The proposal by Sen. Baucus compounds what has been an agonizing year for medical device companies, both locally and nationally. The FDA has been gradually becoming more demanding that device companies do larger, more expensive clinical trials than in the past, Auth says. More and more often, he’s seeing examples of the FDA saying one thing to a company about requirements for FDA approval, waiting for the desired data to roll in, and then telling companies it’s not enough.

This means that it is taking longer, and costing more money, to get a medical device approved in the U.S., Auth says. It’s causing venture capitalists to quit making new investments in the sector and to pull the plug on once-promising companies. One company took in more than $60 million in venture capital before recently closing its doors—Redmond, WA-based Archus Orthopedics. “That’s just the start” of a trend, Auth says.

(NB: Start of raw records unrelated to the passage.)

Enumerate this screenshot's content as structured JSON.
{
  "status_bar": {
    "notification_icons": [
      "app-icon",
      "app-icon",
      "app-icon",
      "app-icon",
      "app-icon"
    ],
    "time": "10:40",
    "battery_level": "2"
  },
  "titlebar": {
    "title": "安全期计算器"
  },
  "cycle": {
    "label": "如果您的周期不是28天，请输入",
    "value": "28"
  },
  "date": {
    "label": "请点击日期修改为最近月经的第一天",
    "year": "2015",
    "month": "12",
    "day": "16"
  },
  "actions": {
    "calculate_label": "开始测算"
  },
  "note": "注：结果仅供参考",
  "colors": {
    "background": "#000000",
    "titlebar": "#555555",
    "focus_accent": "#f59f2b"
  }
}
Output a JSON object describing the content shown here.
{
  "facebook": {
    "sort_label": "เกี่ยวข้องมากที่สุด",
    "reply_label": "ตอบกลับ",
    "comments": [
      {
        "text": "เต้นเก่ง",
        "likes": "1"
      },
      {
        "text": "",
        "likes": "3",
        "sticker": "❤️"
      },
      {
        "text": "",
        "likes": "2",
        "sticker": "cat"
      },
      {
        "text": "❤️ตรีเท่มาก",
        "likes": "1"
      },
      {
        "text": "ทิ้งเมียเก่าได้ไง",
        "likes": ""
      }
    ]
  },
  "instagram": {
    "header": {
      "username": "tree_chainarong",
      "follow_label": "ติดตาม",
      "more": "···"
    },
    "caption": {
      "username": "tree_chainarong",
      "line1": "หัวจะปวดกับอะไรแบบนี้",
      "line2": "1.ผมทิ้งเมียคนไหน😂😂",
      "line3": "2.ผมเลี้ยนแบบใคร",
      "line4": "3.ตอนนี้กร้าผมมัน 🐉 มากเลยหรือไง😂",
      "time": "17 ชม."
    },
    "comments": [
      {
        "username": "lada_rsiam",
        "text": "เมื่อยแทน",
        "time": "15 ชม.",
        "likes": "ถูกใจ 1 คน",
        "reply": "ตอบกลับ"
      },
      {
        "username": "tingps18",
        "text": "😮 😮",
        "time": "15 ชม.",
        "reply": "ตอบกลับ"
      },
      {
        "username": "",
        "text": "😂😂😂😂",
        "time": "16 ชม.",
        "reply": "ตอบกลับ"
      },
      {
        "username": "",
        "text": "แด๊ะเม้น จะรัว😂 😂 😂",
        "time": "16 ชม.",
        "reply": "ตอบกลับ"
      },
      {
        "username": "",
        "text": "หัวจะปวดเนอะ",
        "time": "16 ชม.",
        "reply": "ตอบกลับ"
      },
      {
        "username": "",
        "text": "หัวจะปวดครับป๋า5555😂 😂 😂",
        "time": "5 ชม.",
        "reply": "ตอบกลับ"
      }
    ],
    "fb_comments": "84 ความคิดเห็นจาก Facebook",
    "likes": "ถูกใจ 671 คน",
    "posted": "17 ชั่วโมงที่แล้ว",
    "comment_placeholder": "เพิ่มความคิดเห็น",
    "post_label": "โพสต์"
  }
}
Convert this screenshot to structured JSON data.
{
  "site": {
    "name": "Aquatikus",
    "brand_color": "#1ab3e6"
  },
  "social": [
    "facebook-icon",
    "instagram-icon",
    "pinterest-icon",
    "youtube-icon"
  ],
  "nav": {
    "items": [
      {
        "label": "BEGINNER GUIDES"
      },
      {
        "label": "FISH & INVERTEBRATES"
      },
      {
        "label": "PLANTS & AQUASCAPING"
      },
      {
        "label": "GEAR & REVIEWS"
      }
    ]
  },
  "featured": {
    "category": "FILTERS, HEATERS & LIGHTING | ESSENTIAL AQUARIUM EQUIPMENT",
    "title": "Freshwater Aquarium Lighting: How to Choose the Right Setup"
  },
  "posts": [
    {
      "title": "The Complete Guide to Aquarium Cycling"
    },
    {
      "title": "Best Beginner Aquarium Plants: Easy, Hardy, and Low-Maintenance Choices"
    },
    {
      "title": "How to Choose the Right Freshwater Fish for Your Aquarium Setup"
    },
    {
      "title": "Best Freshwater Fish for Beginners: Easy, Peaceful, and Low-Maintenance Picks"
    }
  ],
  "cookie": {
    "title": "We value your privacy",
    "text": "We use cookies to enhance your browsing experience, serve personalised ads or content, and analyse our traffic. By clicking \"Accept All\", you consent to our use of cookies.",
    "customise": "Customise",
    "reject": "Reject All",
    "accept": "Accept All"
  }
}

Another example: A company (that he didn’t want to name) developed technology to seal off puncture wounds made by catheters when they are inserted in the femoral artery—the common route physicians take for many cardiac procedures. The wounds are pretty simple to monitor, and the FDA initially agreed to a 30-day follow-up of patients to see how well they did with the new device. That seemed to make sense because puncture wounds ought to heal by then. But when the data came in, the FDA changed its mind and said it wanted six months of follow-up. The company couldn’t do that with the original patients, because they had signed up to be monitored only 30 days, so the directive meant it would have to start all over.

“Who pays for that kind of thing? Not the FDA. It will come out of the hides of the people who invested in that company,” Auth says. “They just keep asking us to do silly stuff because they’re so risk-averse.”

What about other consequences if the Baucus proposal becomes law?

—The big device companies, like Johnson & Johnson and Medtronic, will absorb the cost and pass it on to customers, and will probably cut their R&D budgets to maintain their margins, Auth says.

—The little companies that do most of the innovating, like Archus, will be forced to cut staff or even shut down, he says.

—Consumers in Europe will continue to get first access to most leading-edge medical devices, because regulatory authorities haven’t created what he says are unrealistic barriers to entry.

    “Venture capitalists aren’t stupid. They look at this industry now and see that they can’t make any money,” Auth says. “I have almost stopped investing myself. Now when I invest, it’s really more like a charitable kind of event. I don’t see how any of them can generate returns.”

    He went on to call the FDA an “irresponsible organization,” and said it reflects the worst impulses of lawyers, members of Congress, and the public at large, who have taken the position that almost nothing should be approved until it is deemed risk-free. That’s impossible, and not desirable, Auth says. He pointed to aspirin, which can cause stomach bleeding, but also offers benefits for pain relief and may help prevent heart disease.

    “There is no such thing as 100 percent safe,” he says. “There’s a certain amount of risk that we all assume every day when we go out into society.”

    What are aspiring medical device entrepreneurs to do? I noted that at least one device company I’ve profiled recently, Bellevue, WA-based Clarisonic, has been having breakout success with its cosmetic tool that uses sonic wave technology for skin cleansing. Auth agreed that has been a bright spot. Clarisonic never needed to get FDA approval for its device, and never needed to get Medicare to pay for it.

    When asked what advice he’d offer to entrepreneurs, Auth said: “Try to invent something that doesn’t require FDA approval.” Of course, he notes, “most of the really good stuff requires FDA approval.”